= Isothiouronium =

S-Ethylisothiouronium diethylphosphate: an example of an isothiuronium compound

In organic chemistry, isothiouronium is a functional group with the formula [RSC(NH_{2})_{2}]^{+} (R = alkyl, aryl) and is the acid salt of isothiourea. The H centres can also be replaced by alkyl and aryl. Structurally, these cations resemble guanidinium cations. The CN_{2}S core is planar and the C–N bonds are short.

==Synthesis==
Salts comprising these cations are typically prepared by alkylation of thiourea:
SC(NH_{2})_{2} + RX → [RSC(NH_{2})_{2}]^{+}X^{−}

==Reactions==
Hydrolysis of isothiouronium salts gives thiols.

[RSC(NH_{2})_{2}]^{+}X^{−} + NaOH → RSH + OC(NH_{2})_{2} + NaX

Isothiouronium salts in which the sulfur has been alkylated, such as S-methylisothiourea hemisulfate (CAS number: 867-44-7), will convert amines into guanidinium groups.

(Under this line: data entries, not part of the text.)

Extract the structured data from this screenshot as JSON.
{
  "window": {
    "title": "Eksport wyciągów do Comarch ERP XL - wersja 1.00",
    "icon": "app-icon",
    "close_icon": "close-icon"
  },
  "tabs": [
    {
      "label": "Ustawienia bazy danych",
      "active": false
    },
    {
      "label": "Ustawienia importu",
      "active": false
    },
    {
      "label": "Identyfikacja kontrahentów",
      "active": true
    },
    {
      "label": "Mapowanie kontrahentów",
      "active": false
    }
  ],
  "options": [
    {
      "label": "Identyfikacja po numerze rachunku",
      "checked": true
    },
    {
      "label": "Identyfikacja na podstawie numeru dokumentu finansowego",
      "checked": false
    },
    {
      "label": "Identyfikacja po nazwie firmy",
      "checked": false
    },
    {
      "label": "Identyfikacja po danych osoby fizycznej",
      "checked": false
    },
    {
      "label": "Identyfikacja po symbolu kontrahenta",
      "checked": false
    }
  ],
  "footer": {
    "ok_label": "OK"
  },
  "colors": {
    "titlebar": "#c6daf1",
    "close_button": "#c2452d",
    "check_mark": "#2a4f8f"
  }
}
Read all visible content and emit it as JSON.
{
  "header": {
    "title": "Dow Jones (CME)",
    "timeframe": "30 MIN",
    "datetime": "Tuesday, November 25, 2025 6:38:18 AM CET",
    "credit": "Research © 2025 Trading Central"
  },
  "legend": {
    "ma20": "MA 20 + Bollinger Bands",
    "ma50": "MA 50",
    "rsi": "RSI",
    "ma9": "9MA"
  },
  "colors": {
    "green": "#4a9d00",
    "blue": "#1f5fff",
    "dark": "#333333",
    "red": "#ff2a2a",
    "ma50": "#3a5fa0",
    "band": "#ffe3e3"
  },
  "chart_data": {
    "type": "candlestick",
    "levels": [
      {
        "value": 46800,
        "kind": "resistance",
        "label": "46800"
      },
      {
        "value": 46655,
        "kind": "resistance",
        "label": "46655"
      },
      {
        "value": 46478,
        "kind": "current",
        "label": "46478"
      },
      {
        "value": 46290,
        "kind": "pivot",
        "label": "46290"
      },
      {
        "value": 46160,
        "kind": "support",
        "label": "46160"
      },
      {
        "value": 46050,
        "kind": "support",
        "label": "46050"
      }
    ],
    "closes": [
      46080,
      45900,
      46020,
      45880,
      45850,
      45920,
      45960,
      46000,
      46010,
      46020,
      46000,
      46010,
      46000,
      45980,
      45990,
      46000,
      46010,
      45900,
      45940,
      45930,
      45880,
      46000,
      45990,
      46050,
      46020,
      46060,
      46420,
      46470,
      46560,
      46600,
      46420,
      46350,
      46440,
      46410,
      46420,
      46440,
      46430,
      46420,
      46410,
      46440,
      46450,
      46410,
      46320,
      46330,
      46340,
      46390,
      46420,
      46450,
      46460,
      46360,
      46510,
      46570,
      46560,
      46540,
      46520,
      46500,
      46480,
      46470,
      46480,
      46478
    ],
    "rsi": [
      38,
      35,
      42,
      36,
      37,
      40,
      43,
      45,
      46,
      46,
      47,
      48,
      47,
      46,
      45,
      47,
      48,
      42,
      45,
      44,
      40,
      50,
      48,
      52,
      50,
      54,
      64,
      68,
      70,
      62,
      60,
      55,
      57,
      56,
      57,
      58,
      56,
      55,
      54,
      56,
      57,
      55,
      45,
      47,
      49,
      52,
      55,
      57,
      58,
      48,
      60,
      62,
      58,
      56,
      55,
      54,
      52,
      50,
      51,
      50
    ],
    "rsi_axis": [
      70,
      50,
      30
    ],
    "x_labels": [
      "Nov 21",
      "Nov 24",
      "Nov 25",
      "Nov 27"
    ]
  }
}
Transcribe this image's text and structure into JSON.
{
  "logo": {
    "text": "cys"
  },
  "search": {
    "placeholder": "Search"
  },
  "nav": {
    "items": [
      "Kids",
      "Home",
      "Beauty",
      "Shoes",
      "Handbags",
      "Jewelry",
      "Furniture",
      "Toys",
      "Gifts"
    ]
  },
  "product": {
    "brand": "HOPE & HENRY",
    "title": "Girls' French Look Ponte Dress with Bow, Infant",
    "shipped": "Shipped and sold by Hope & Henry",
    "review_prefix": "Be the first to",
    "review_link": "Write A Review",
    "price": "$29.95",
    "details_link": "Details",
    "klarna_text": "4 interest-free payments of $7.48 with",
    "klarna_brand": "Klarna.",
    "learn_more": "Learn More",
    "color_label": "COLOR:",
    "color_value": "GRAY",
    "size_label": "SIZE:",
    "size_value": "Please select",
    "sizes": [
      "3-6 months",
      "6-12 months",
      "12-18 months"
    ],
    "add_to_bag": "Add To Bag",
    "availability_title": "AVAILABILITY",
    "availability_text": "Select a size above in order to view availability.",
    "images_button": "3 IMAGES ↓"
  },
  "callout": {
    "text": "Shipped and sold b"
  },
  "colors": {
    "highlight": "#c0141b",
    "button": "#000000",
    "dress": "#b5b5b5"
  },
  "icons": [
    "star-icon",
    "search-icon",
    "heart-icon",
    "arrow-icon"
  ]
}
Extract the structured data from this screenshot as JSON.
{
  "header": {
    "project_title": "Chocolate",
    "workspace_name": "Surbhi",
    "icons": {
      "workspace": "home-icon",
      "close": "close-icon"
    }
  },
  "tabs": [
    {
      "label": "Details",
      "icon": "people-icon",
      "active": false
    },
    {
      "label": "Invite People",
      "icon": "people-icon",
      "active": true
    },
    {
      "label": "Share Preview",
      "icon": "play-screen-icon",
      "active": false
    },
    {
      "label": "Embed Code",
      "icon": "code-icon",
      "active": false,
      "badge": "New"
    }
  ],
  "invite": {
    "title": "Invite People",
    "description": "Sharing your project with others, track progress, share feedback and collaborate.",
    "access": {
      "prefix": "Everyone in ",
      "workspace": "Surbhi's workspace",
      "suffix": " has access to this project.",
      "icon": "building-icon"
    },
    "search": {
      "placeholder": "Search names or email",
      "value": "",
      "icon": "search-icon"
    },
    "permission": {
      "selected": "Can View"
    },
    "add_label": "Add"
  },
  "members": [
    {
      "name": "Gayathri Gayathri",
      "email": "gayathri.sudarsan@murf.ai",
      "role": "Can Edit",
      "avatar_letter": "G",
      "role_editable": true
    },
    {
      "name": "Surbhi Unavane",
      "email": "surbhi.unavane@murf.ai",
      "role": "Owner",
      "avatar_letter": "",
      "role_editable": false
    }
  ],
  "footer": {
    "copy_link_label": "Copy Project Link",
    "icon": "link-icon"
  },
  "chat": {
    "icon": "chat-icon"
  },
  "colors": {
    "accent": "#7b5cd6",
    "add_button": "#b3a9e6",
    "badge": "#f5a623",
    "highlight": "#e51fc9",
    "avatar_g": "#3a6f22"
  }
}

This approach is sometimes called the Rathke synthesis after Bernhard Rathke who first reported it in 1881.
 RNH_{2} + [CH_{3}SC(NH_{2})_{2}]^{+}X^{−} → [CH_{3}N(H)C(NH_{2})_{2}]^{+}X^{−} + CH_{3}SH

Chelating resins with isothiouronium groups are used to recover mercury and other noble metals including platinum from solutions.